Anthony Weiner and the Revolving Door

http://www.opednews.com/articles/Anthony-Weiner-and-the-Rev-by-Elizabeth-Warren-Anthony-Wiener_Capital_Citigroup_Economic-140918-982.html



Anthony Weiner and the Revolving Door
By Elizabeth Warren
OpEdNews Op Eds 9/18/2014 at 20:44:22

When former House Majority Leader Eric Cantor (R-Va.) took a job with the investment bank Moelis & Co. earlier this month shortly after resigning his Congressional seat, he became the latest example of the tight-knit relationship between Wall Street and Washington. In an interview, I called this out for what it is: another sign that the revolving door still spins freely in Washington. Cantor had little experience in financial services, and the value of people like him to Wall Street firms is influence peddling, plain and simple.

~snip~

The Cantor move to Wall Street is not some isolated incident. Just look at the influence of one mega-bank -- Citigroup -- on our government. Starting with former Citigroup CEO Robert Rubin, three of the last four Treasury secretaries under Democratic presidents held high-paying jobs at Citigroup either before or after serving at Treasury -- and the fourth was offered, but declined, Citigroup's CEO position. Directors of the National Economic Council and Office of Management and Budget, the current Vice Chairman of the Federal Reserve and the U.S. trade representative, also pulled in millions from Citigroup.

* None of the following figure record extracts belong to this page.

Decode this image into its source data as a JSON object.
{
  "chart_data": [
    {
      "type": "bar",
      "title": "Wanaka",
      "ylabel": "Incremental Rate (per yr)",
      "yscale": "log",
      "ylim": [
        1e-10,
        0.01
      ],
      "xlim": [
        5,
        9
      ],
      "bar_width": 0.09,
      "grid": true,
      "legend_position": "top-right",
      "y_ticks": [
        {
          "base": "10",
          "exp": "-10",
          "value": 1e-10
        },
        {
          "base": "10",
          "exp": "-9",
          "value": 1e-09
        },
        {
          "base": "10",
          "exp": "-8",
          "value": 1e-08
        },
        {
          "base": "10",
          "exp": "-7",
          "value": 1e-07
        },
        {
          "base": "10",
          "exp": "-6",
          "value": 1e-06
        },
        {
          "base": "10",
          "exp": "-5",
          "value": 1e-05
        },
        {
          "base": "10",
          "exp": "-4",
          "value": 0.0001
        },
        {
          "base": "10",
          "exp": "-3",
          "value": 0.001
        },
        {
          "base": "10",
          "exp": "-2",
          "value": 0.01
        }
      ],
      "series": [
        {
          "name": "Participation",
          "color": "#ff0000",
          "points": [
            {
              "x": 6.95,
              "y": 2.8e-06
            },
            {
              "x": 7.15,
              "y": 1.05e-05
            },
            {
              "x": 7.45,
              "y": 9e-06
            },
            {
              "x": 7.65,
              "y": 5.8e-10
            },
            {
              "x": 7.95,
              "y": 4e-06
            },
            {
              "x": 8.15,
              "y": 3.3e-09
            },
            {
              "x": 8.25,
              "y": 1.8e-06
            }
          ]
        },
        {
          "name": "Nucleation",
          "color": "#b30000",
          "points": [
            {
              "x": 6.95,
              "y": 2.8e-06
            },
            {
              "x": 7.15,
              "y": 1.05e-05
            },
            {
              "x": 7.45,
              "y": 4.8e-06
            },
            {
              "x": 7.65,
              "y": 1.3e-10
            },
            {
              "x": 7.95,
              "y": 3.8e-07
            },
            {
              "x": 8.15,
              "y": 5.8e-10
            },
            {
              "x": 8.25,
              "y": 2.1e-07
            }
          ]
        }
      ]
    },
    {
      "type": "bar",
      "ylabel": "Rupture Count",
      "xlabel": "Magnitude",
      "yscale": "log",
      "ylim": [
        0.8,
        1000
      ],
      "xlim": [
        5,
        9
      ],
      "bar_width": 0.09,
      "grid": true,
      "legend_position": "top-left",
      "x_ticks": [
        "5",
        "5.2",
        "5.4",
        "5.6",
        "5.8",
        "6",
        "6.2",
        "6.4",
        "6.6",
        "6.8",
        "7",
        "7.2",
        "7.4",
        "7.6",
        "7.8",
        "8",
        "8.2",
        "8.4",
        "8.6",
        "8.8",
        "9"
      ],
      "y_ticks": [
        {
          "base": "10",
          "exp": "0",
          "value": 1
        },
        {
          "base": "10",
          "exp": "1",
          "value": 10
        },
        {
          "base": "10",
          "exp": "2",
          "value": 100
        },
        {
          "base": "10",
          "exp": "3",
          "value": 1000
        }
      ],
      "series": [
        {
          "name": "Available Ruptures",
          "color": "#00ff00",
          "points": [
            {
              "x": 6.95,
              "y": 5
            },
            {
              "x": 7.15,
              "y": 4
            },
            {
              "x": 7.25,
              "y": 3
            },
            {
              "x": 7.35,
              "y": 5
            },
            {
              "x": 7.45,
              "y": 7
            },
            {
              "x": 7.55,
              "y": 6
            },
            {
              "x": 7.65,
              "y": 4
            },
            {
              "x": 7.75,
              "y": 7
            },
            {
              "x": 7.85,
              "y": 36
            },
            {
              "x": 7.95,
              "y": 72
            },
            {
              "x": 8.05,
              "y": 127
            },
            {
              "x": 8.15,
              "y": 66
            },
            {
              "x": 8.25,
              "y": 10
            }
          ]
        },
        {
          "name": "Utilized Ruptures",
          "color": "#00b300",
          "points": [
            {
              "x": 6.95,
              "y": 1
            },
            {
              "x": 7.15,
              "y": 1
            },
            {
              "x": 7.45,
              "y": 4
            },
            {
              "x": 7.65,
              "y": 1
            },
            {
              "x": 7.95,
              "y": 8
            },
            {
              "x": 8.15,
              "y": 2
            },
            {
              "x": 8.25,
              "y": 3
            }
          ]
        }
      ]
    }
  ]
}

That's what the revolving door looks like at just one Too Big to Fail Bank. What about others? The influence of Goldman Sachs in Washington has been much documented, including here at Huffington Post. JPMorgan? Shortly before the Cantor episode, another former member of Congress -- Democrat Melissa Bean -- took the same senior job at JPMorgan Chase previously held by Democrat Bill Daley before his recent service as White House Chief of Staff. Yes -- this is just a single position at JPMorgan Chase, evidently reserved for the latest politician ready to cash in on Wall Street.

I could go on -- and I will. Soon after they crashed the economy and got tens of billions of dollars in taxpayer bailouts, the biggest Wall Street banks started lobbying Congress to head off any serious financial regulation. Public Citizen and the Center for Responsive Politics found that in 2009 alone, the financial services sector employed 1,447 former federal employees to carry out their lobbying efforts, swarming all over Congress. And who were their top lobbyists? Members of Congress -- in fact, 73 former Members of Congress.